To me, the less-than-an-hour stat perfectly illuminates one of the weirder and more alarming aspects of modern culture: our growing overreliance with technology and our collective obsession/addiction  with staying connected AT ALL TIMES EVERY SECOND OF EVERY DAY OMG. Like, is it even possible for us to do something, enjoy something, have a Moment -- even one of life's Biggest Moments -- without instantly documenting it to prove it happened? It just ... makes me sad.

Yeah, I'm on social media as much as the next person; Twitter, FB, Instagram, all the usual suspects are sites I generally check in with every day. But I'm always a bit surprised by the friends who feel the need to share something cool/beautiful THE EXACT INSTANT IT'S HAPPENING, because to me, that feels like cheapening the moment. I.e., it's become more important to show off the beautiful sunrise mountain view than to experience and appreciate the beautiful view directly, in the moment.

All this ties in, I think, with FOMO and social comparison -- the need to constantly prove, via fast and easy social media outlets, that one's life is, like, over-the-top amazing, bursting at the seams with hot partners, great friends, gourmet food, perfect hikes, sunny ocean vistas, and bouncing, happy babies. It can start feeling false, and forced.

Which reminds of a Slate story I read the other day about how, despite being constantly connected to friends and family via the Internet and social media, loneliness is literally killing us. Studies on elderly people and isolation showed that people without enough social interaction were twice as likely to die prematurely, and that increased mortality risk is, shockingly, comparable to the one associated with smoking (!). Plus, Slate says loneliness is "about twice as dangerous as obesity." And in two surveys, 40 percent of adults said they were lonely (up from just 20 percent in the 1980s).

It's getting increasingly obvious that our love affair with social media might be a fun distraction (hey, it gives us something to do while in line at the DMV). But it isn't genuinely making us happier or more connected; it's actually doing the opposite. And I expect that the more we choose computers over real, live human connections, the lonelier and sadder we'll become.  

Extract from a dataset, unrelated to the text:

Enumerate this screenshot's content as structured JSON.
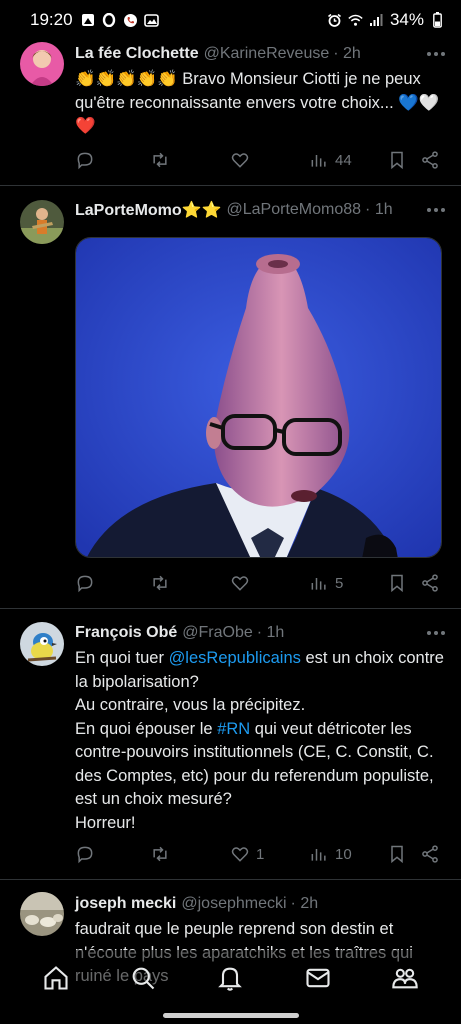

Does that mean I plan on forsaking Facebook anytime soon? Probably not, though I have cut back on the time I spend there (no, really, I have!). Does it mean that, if I become a mom, I'll be begging my nurse to hand me my iPhone 30 seconds after popping out my offspring Um, hope not.

Do you think social media makes you feel more or less connected to people and the world around you? How quickly did you (or would you) post your newborn's pic online?